# 📊 Adaptive Behavior Visualization

This notebook visualizes the dynamic adaptivity of attention heads during training, specifically their activation and pruning behavior.

In [ ]:
!pip install transformers datasets matplotlib seaborn

In [ ]:
import torch
import matplotlib.pyplot as plt
import seaborn as sns
from models.adaptive_transformer import AdaptiveTransformerModel
from controller.controller_ann import ANNController
from loader import load_adaptive_model, load_baseline_model
from data_modules.dataset_loader import load_and_tokenize_dataset

device = torch.device("cuda" if torch.cuda.is_available() else "cpu")

## ⚙️ Configuration

In [ ]:
model_name = 'distilgpt2'
dataset_name = 'tiny_shakespeare'
train_data, val_data = load_and_tokenize_dataset(model_name, dataset_name)

## 🧠 Load Model

In [ ]:
baseline_model = load_baseline_model(model_name, device)
adaptive_model = load_adaptive_model(model_name, baseline_model, device)
controller = ANNController(num_layers=adaptive_model.config.n_layer, num_heads=adaptive_model.config.n_head)
adaptive_model.controller = controller.to(device)

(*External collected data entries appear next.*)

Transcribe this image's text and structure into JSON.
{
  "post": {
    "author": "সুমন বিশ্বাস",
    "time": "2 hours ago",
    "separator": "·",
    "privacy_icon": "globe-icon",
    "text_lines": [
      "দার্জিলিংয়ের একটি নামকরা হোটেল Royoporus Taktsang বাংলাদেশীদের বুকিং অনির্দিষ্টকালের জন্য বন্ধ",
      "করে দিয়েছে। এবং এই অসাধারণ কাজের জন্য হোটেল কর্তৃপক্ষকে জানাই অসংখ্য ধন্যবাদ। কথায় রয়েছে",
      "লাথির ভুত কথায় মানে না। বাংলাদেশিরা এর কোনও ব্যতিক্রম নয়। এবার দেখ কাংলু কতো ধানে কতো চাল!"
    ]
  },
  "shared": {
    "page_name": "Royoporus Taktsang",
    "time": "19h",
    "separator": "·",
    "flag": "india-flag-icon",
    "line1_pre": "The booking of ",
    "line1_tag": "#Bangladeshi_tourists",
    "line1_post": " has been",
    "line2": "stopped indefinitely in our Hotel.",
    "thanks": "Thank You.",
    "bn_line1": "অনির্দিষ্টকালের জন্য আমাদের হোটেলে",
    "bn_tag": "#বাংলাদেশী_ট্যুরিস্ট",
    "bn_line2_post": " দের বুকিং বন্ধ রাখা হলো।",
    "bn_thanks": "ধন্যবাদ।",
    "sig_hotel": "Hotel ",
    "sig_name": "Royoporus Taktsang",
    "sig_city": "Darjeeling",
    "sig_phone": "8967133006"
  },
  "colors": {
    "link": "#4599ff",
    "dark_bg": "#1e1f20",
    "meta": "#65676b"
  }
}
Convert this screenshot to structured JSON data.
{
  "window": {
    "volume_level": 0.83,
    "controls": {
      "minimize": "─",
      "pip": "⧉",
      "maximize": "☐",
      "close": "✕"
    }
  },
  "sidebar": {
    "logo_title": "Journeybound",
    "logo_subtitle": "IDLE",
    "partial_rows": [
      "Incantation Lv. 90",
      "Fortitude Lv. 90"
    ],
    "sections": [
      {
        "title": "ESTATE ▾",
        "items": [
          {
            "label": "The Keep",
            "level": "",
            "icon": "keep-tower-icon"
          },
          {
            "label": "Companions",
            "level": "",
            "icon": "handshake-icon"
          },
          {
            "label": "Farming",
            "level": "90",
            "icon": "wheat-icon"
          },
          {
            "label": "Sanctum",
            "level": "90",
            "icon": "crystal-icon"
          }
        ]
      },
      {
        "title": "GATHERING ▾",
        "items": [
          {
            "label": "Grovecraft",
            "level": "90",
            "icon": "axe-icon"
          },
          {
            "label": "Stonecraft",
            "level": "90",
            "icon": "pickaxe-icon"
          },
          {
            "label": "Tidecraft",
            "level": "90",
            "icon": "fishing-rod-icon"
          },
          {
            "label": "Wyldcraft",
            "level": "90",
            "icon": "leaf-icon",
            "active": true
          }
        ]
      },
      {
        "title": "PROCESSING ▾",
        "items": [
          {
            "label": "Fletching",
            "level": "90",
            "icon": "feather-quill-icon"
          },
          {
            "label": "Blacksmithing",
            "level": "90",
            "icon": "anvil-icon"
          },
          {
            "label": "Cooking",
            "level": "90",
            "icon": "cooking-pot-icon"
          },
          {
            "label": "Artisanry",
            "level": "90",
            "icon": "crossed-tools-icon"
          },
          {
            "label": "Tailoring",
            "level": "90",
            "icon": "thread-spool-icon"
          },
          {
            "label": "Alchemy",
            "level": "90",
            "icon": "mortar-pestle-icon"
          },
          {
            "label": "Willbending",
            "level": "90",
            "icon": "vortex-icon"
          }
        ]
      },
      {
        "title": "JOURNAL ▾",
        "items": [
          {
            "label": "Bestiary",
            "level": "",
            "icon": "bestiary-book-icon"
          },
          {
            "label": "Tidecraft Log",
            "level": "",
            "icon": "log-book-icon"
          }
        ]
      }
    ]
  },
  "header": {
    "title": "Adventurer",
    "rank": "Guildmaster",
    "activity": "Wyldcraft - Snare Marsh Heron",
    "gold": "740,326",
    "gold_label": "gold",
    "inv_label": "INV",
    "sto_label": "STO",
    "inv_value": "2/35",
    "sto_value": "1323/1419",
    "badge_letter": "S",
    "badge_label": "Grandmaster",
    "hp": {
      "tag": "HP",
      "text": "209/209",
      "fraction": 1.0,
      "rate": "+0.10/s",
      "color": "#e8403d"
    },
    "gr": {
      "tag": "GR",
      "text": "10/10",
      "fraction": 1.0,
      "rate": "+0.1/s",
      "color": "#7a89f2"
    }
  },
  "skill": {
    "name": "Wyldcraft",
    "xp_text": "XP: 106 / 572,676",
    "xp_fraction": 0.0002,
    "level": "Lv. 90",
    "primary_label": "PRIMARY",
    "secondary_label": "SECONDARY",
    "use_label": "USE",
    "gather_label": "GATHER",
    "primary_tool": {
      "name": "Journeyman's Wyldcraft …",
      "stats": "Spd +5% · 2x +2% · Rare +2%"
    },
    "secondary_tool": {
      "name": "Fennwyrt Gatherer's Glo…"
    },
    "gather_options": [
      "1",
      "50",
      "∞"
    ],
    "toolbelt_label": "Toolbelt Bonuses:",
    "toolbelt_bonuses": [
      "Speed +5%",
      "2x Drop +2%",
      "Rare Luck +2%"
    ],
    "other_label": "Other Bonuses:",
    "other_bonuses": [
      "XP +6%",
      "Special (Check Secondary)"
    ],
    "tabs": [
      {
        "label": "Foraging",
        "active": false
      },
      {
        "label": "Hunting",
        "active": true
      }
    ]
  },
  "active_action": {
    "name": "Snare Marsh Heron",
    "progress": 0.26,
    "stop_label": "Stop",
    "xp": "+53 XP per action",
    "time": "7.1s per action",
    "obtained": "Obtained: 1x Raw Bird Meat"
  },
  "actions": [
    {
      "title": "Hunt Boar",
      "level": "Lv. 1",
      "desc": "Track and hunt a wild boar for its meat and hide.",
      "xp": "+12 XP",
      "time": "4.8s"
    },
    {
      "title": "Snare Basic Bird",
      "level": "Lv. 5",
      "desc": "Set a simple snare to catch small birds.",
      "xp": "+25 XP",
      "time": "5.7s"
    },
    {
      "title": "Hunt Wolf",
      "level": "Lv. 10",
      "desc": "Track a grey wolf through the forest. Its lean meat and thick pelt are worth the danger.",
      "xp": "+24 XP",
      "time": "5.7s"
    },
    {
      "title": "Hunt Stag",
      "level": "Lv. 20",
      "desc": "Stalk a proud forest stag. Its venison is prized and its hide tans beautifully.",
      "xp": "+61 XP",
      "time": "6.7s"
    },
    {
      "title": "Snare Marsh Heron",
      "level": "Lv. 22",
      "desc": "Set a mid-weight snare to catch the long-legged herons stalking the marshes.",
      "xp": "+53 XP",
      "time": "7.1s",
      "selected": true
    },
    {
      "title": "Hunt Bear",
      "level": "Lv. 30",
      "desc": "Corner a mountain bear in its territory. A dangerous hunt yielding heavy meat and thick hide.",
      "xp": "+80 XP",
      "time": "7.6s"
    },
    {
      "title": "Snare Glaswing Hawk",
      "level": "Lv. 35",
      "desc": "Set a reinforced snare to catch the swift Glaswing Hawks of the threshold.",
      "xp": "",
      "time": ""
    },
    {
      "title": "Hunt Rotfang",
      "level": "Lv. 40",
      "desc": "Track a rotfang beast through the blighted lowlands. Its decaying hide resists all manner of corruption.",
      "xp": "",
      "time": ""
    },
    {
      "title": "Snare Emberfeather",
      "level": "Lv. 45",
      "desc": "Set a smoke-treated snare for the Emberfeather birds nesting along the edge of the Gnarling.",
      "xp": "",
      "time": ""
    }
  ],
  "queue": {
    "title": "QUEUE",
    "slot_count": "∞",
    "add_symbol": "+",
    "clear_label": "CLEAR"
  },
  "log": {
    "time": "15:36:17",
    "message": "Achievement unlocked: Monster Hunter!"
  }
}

## 🔄 Visualize Adaptive Gates (Before Training)

In [ ]:
def plot_gates(controller, title='Head Activation Gates'):
    gates = torch.sigmoid(controller.gate_logits).detach().cpu().numpy()
    plt.figure(figsize=(12, 6))
    sns.heatmap(gates, annot=True, cmap='viridis', vmin=0, vmax=1)
    plt.xlabel('Heads')
    plt.ylabel('Layers')
    plt.title(title)
    plt.show()

plot_gates(controller, 'Initial Head Activation Gates')

## 🚀 Short Training Loop (Demo Adaptivity)

In [ ]:
optimizer = torch.optim.AdamW(adaptive_model.parameters(), lr=1e-5)
adaptive_model.train()

for step in range(100):
    inputs = torch.tensor(train_data[step % len(train_data)]).unsqueeze(0).to(device)
    outputs = adaptive_model(inputs)
    loss = torch.nn.functional.cross_entropy(outputs[:, :-1, :].contiguous().view(-1, outputs.size(-1)), inputs[:, 1:].contiguous().view(-1))
    loss += controller.regularization_loss() * 1e-4
    loss.backward()
    optimizer.step()
    optimizer.zero_grad()

    if step % 25 == 0:
        print(f"Step {step}: Loss = {loss.item():.4f}")
        plot_gates(controller, f'Adaptive Gates at Step {step}')

## 📉 Final Adaptivity

In [ ]:
plot_gates(controller, 'Final Head Activation Gates')